Things that have been gods, have stopped being considered as such. Some of them very tangible things that nobody can deny them their existence. Fire, the ocean, storms and whatnots, ancient people had no need to put a "person" in control over those, the forces themselves were unknown and scary enough. Well, fire hasn't changed much but by a huge majority the fire itself isn't regarded as anything divine (your faith's God(s) can be controlling the fire, but that is different).

When considering creationism, I think it's safe to say that the events as described in any known religious record, are not correct. Intelligent Design theory wouldn't need to be around if the majority of people were fine with taking the creation myths literally. We have to go back to a "force" creating the laws of nature rather than that force rolling up a sun, or one of those forces being the sun itself (and the sun is vital, so Sun gods have been all over the place).

I do consider myself atheist, and frankly that is very unlikely to change even if the existence of a force that creates universes like ours is absolutely proven. A few scenarios:

- created by a non-sentient force. Like something that creates universes like we create CO2. This is the closest to today's fire-atheism vs. ancient people worshipping fire. That force which creates universes, or at least one universe and its laws, is nobody's god. It never dictated holy books or did revelations. IMO a strong believer would cope with such an unaware and undemanding entity a lot harder than an atheist. I'm certainly not going to worship that force. Just be wowed at what stuff exists.

- created by a sentient, non-intervening force. Maybe a huge experiment for observations. Maybe it's not even observing. That isn't any religion's god either. It doesn't demand certain behaviour, doesn't judge, doesn't do anything once the universe is there. It would be like discovering the super aliens that are not out to rule and kill us.

- created by a sentient, intervening force. This is the Intelligent design more or less. Something created the universe, it has let us know the rules, it expects us to worship. And the problem to me is that the creation myths can't be true, so that part of this god's faith is false.

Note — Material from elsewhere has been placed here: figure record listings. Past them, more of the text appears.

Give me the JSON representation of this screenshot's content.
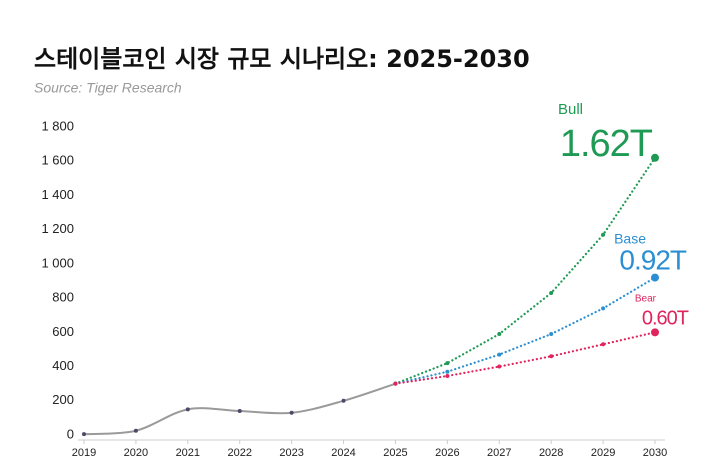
{
  "chart_data": {
    "type": "line",
    "title": "스테이블코인 시장 규모 시나리오: 2025-2030",
    "subtitle": "Source: Tiger Research",
    "xlim": [
      2019,
      2030
    ],
    "xticks": [
      2019,
      2020,
      2021,
      2022,
      2023,
      2024,
      2025,
      2026,
      2027,
      2028,
      2029,
      2030
    ],
    "ylim": [
      0,
      1800
    ],
    "yticks": [
      0,
      200,
      400,
      600,
      800,
      {
        "value": 1000,
        "label": "1 000"
      },
      {
        "value": 1200,
        "label": "1 200"
      },
      {
        "value": 1400,
        "label": "1 400"
      },
      {
        "value": 1600,
        "label": "1 600"
      },
      {
        "value": 1800,
        "label": "1 800"
      }
    ],
    "grid": false,
    "series": [
      {
        "color": "#9a9a9a",
        "style": "solid",
        "x": [
          2019,
          2020,
          2021,
          2022,
          2023,
          2024,
          2025
        ],
        "values": [
          5,
          25,
          150,
          140,
          130,
          200,
          300
        ]
      },
      {
        "name": "Bull",
        "color": "#1f9a55",
        "style": "dotted",
        "x": [
          2025,
          2026,
          2027,
          2028,
          2029,
          2030
        ],
        "values": [
          300,
          420,
          590,
          830,
          1170,
          1620
        ],
        "value_labels": [
          null,
          null,
          null,
          null,
          null,
          "1.62T"
        ]
      },
      {
        "name": "Base",
        "color": "#2b8fd1",
        "style": "dotted",
        "x": [
          2025,
          2026,
          2027,
          2028,
          2029,
          2030
        ],
        "values": [
          300,
          370,
          470,
          590,
          740,
          920
        ],
        "value_labels": [
          null,
          null,
          null,
          null,
          null,
          "0.92T"
        ]
      },
      {
        "name": "Bear",
        "color": "#e0245e",
        "style": "dotted",
        "x": [
          2025,
          2026,
          2027,
          2028,
          2029,
          2030
        ],
        "values": [
          300,
          345,
          400,
          460,
          530,
          600
        ],
        "value_labels": [
          null,
          null,
          null,
          null,
          null,
          "0.60T"
        ]
      }
    ]
  }
}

Did that god continuously reveal more and more sophisticated creation stories and sides of itself (because, seriously, the gaps between a fire god, a scandalous Greek gods society and self-sacrificing Jesus are huge). Or was it a team? Did they tell a different story in different parts of the world?  Are all religions and their gods true? Or is it just one and everyone else is making stuff up because for some reason that creator only chose to tell some, conveniently not scattered around the world?

Another possibility is that people needed an explanation of where they were and who they were and myths came around. That is proven behaviour of humans. So I take the logical approach that humans come up with explanations that are not true when lacking knowledge, that humans can believe a lot of things they are told when lacking knowledge, that religion has been used for social control and it's good at that, and that of course we lack any evidence even about further interventions putting the creation aside.

We cannot disprove much about the current gods. The ones like the sun has been disproved however. The ones now are a lot more elusive seeing as we don't know where they are or what they are or whether we can see/sense/measure anything about them.

 

Recap - While I don't think our world was crafted in its mechanisms (planned or unplanned), even if one day we had no doubt about that being the case, I absolutely don't believe that this creator has anything to do with people's various gods.